The "en banc" decision reconsidered a ruling by a smaller panel that had swung the other way; it essentially holds that the admissions policy does not violate a 19th-century law barring racial discrimination in contractual agreements. The contract in this case is between parents and a school, coming to terms over the education of children.
The court has accepted Kamehameha's contention that the school's saving grace is its remedial purpose, to correct an educational imbalance hindering Hawaiians created by political and social upheaval more than a century ago.
"It is precisely this manifest imbalance that the Kamehameha Schools' admission policy seeks to address," the court wrote in the majority opinion. "The goal is to bring Native Hawaiian students into educational parity with other ethnic groups in Hawai'i."
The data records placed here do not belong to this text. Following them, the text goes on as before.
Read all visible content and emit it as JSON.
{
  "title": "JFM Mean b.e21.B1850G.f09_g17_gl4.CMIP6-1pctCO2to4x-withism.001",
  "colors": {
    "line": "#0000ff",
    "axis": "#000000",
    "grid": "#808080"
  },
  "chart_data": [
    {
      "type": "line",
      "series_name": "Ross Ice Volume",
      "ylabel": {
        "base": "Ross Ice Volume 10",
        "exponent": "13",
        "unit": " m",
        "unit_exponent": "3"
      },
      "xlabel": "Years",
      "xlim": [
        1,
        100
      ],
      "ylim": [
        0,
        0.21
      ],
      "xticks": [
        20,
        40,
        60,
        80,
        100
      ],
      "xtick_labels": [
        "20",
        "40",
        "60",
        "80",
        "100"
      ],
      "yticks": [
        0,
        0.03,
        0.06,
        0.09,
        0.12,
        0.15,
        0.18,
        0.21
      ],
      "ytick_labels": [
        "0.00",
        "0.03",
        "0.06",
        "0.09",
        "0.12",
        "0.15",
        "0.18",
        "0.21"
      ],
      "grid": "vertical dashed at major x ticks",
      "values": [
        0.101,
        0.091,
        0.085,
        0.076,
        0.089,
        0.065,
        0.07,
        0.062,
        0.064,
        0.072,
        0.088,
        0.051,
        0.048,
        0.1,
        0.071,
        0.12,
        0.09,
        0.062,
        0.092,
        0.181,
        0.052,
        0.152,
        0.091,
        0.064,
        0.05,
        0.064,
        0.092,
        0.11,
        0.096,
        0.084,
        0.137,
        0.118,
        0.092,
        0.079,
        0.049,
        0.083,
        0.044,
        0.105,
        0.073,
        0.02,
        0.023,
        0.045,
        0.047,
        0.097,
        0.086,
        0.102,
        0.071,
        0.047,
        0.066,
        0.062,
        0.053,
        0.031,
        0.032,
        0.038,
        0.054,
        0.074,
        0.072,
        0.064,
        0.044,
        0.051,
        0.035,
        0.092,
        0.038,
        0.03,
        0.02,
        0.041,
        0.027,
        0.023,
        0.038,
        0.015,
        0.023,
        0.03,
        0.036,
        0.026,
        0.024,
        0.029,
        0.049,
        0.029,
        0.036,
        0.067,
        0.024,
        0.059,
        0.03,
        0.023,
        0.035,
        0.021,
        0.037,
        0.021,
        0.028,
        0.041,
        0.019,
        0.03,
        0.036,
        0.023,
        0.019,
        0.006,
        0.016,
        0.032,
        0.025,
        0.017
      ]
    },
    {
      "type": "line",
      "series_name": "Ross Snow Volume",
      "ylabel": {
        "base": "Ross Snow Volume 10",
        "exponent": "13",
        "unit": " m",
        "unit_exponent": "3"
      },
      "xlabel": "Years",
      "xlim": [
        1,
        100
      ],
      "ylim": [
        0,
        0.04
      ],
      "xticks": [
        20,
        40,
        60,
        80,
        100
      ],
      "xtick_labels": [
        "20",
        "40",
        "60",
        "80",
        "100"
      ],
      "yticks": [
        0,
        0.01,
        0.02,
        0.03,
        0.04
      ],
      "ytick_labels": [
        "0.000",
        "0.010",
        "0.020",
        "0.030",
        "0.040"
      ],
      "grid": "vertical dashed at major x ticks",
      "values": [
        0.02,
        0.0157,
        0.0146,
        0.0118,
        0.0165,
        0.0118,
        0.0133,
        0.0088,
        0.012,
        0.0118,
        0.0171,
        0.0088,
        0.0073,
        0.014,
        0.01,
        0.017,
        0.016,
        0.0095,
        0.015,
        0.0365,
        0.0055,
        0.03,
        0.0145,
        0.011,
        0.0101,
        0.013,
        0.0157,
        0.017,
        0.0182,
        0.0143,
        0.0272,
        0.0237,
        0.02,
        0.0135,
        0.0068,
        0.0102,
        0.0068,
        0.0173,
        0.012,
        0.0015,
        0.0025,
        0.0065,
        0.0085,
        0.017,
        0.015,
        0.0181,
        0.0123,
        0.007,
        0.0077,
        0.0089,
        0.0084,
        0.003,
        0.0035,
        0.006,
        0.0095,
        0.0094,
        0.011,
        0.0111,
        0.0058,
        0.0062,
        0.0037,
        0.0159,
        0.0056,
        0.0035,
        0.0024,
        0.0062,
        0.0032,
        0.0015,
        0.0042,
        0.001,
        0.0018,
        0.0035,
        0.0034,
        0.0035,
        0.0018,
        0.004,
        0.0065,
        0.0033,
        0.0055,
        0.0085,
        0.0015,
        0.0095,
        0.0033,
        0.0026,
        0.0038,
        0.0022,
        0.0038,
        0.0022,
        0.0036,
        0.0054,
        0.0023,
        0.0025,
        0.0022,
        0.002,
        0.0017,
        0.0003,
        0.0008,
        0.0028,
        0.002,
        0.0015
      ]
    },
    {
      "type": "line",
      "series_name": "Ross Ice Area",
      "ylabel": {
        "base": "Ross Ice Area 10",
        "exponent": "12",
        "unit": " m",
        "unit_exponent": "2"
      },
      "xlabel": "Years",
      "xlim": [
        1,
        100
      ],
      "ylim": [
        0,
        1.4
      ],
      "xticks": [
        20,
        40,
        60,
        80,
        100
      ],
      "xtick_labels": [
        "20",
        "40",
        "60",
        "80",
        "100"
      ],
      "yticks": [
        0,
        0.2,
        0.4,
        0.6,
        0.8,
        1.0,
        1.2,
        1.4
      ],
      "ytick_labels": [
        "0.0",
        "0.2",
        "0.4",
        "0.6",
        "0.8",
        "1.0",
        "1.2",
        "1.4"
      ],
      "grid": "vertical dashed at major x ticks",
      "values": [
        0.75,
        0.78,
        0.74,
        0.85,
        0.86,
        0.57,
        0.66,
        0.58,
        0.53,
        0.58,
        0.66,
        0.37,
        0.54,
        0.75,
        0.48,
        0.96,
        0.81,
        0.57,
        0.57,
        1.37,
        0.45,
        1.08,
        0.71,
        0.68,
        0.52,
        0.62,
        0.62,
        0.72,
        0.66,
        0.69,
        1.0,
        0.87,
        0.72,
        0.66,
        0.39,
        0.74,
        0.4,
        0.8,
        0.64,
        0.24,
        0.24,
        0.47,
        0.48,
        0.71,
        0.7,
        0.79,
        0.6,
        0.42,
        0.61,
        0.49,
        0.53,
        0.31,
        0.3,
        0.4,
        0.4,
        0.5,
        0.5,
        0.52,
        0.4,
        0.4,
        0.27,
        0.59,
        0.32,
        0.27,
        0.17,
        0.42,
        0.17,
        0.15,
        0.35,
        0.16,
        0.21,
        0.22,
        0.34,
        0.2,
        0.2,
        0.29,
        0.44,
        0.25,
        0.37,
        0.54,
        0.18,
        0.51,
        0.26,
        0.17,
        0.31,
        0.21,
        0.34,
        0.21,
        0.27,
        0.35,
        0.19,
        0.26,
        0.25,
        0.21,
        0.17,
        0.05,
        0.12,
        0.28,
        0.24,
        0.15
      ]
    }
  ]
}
Kamehameha has had a checkered history where that goal is concerned. It has lagged for decades in meeting its mandate, at first because the founding Princess Bernice Pauahi Bishop estate was land-rich but cash-poor. Then beneficiaries drew the short straw because the estate's management seemed to focus more on real estate investments than the schools.
In the past decade, however, Kamehameha's delivery of educational services has improved markedly. That is a trend that must continue — even accelerate.
The U.S. Supreme Court could decide to take the case on appeal within the next year. If the school wants to persuade the U.S. Supreme Court that remediation is the justification of its policy, the outreach effort, which would benefit non-Hawaiians as well, must be seen as an unwavering commitment.
One of the dissenting judges even suggested that the relevance of the contractual law might be weakened if Kamehameha becomes even more overtly a charity. Tuition-free education for its beneficiaries is an approach trustees might consider.
In the meantime, the courts have grasped, albeit by the narrowest margin, the schools' unique historical circumstances. The princess' beneficiaries must celebrate that.